Yesterday was a hard day for me. We went to Downtown Disney to take the boys on the balloon they have there and T-rex. Unfortunately the balloon was not working so the trip was sort of a bust. I hadn't thought much about going there prior to going so I wasn't really prepared to be hit by it so emotionally. That was the one place we had a picture taken of our family in front of the water fountain. I actually had it made into a quilt for Hugh for Father's Day this year.
As we walked into the T-rex restaurant we walked past the table we had sat at just a few months ago with out little boy. All I could think of was how he was alive and he was here. How did we go from that to this? The food was good and we left but did not go into the gift shop where we had made him a stuffed dinosaur just like his brothers. Our old dog had chewed it's eyes and made us upset since it was really the only thing we had gotten him down here the last time we were here. I was not sure if I wanted to get one for Gabrielle but just didn't know if I felt like going back in there and having the kids make her one. I'm sure we will come back once she is here though and then we can make her one.
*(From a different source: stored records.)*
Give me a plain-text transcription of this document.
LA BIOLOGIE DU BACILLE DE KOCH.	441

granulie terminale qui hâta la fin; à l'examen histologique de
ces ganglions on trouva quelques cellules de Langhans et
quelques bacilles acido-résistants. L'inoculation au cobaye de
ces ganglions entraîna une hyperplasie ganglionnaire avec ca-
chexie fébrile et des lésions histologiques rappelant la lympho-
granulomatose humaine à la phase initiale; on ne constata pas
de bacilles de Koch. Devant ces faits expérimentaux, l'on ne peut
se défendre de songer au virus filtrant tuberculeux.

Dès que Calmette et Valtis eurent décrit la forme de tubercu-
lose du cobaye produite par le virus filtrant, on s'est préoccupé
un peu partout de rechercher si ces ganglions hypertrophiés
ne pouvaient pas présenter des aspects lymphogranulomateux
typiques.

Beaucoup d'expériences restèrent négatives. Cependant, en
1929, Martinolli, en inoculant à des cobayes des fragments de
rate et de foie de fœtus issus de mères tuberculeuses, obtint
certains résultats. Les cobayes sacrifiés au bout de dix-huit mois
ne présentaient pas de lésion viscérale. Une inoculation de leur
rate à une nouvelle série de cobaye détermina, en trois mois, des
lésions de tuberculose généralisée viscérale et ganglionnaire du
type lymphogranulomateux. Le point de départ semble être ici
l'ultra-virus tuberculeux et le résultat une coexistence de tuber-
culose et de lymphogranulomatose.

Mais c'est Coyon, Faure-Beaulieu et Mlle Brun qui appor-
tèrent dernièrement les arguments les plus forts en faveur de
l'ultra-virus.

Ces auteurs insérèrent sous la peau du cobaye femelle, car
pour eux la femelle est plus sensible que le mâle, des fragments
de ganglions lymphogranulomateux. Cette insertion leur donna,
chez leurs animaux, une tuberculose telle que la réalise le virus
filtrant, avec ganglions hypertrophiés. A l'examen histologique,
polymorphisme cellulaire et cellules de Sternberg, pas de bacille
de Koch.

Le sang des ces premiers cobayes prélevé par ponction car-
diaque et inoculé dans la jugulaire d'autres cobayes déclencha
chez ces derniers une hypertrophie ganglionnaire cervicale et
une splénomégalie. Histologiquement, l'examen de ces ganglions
We headed over to the place where the balloon was at. I was fine on the walk until we got to the spot that we had sat and waited for Josh and my dad to take the ride. All that ran through my head was how I was feeding him and he was in his stroller and I had taken his picture. We waited and I held him. His beautiful smile and face just kept going through my mind. I was so thankful that I had a pair of sunglasses for the moments where it became so much tears would well up in my eyes as I thought of him and how much I truly missed him. Thankfully there were some shops around and I took a walk and looked through them.
My last walk was past the fountain. They were doing work on it so seeing it wasn't so bad but still brought that picture back to my mind. I then decided I wanted to find a picture frame here to put that picture in, the one of me with George in front of the castle, and the new one I took of his hat at the beach. There happened to be a little shop right near where we were leaving and I bought one of the photo frames in there and will have to look for the two other ones on the rest of our trip.
I know we will have lots of these first moments. The boys are so excited and have really enjoyed being here so I know it is not a place we can just avoid. All of these firsts are so hard to do even though we know they must be done. I hate at times that we have to do these things and know this sort of life/pain...it truly is like nothing I have ever felt before. The moments take you by surprise and hit you like a brick. It is like someone knocks the breath from you. I miss him so much and wish he was here with us, I want him back in the worst way even though I know it is selfish of me to want that.